# A Not So Bad Picture



## JANICE199 (Feb 1, 2008)

Of Mia and Kai taken this morning.


----------



## Vixie (Nov 17, 2007)

lovely picture Janice, they are gorgeous dogs, really lovely


----------



## scosha37 (Feb 24, 2008)

Aww Janice there gorg..thats the 1st time i have seen your cutes...:cornut:

hehe little and large...there so alike...:thumbup1:

blob for yaa...


----------



## Fleur (Jul 19, 2008)

Looking lovely and sunny today
Beautiful dogs - so sweet, looking like butter wouldn't melt


----------



## JANICE199 (Feb 1, 2008)

Vixie said:


> lovely picture Janice, they are gorgeous dogs, really lovely


*
Thankyou Vixie...



scosha37 said:



Aww Janice there gorg..thats the 1st time i have seen your cutes...:cornut:

hehe little and large...there so alike...:thumbup1:

blob for yaa...

Click to expand...

Thank you scosha we are going to TRY and get some more today.While its nice and sunny.



Fleur said:



Looking lovely and sunny today
Beautiful dogs - so sweet, looking like butter wouldn't melt

Click to expand...

Thank you Fleur, trust me they are not as innocent as they look..lol*


----------



## Sophiex (Jul 27, 2008)

Gorgeous dogs! Is Kai the bigger one?


----------



## sandymaynard (Feb 21, 2009)

Ah what lovely dogs! miniture or standard poodles? they look really lovely, i like the miniture poodles!


----------



## JANICE199 (Feb 1, 2008)

Sophiex said:


> Gorgeous dogs! Is Kai the bigger one?


Hi Spohiex yes Kai is the bigger of the 2...and thankyou.



sandymaynard said:


> Ah what lovely dogs! miniture or standard poodles? they look really lovely, i like the miniture poodles!

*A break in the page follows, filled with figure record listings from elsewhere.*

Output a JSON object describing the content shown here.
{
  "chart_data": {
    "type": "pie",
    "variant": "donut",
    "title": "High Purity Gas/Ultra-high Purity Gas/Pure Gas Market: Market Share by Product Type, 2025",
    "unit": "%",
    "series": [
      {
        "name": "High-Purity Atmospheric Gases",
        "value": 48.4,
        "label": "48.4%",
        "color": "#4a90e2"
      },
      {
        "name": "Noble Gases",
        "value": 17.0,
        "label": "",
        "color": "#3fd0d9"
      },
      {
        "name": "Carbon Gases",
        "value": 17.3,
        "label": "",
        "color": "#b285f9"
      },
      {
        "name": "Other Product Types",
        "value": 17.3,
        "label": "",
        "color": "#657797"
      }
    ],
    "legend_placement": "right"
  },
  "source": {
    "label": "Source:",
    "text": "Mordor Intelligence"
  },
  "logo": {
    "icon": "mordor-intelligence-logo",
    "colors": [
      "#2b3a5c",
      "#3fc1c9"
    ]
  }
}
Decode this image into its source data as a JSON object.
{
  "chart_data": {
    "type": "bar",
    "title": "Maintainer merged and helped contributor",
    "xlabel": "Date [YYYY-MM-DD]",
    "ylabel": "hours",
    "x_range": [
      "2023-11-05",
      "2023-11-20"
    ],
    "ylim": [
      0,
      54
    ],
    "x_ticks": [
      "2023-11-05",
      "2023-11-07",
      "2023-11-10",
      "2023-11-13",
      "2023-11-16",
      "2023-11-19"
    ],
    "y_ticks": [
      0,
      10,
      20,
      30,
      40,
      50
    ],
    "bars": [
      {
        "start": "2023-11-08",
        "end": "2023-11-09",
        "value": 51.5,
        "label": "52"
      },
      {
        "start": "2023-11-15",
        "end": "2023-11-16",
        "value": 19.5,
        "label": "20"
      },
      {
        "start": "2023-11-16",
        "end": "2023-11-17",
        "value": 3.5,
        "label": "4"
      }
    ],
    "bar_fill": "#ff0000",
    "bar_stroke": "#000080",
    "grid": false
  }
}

*Hi ya, they are both TOY poodles,lol Kai is more the size of a miniture though.*


----------



## Sophiex (Jul 27, 2008)

Just being nosy, how much do they weigh?  Oscar has pretty much finished growing now and he's 5 kilos.


----------



## JANICE199 (Feb 1, 2008)

Sophiex said:


> Just being nosy, how much do they weigh?  Oscar has pretty much finished growing now and he's 5 kilos.


*To be honest with you Sophiex i havent got a clue..They havent been weighed in ages, but Mia is very light.*


----------



## MADCAT (Nov 21, 2008)

Lovely piccy, they are sooooo cute xxxx


----------



## noushka05 (Mar 28, 2008)

awwww how Cute!!!!!!!:001_wub:


----------



## JANICE199 (Feb 1, 2008)

*


MADCAT said:



Lovely piccy, they are sooooo cute xxxx

Click to expand...

Thankyou MADCAT 



noushka05 said:



awwww how Cute!!!!!!!:001_wub:

Click to expand...

Thankyou noushka...*


----------



## JSR (Jan 2, 2009)

Bless them enjoying the sunshine! They are beautiful.


----------



## ad_1980 (Jan 28, 2009)

You know what i feel about your dogs - they are beautiful. i can't wait for the day Mika grows a bit like your dogs! LOL


----------



## JANICE199 (Feb 1, 2008)

*


ad_1980 said:



You know what i feel about your dogs - they are beautiful. i can't wait for the day Mika grows a bit like your dogs! LOL

Click to expand...

haha you better hope that mika doesnt grow as much as kai.*


----------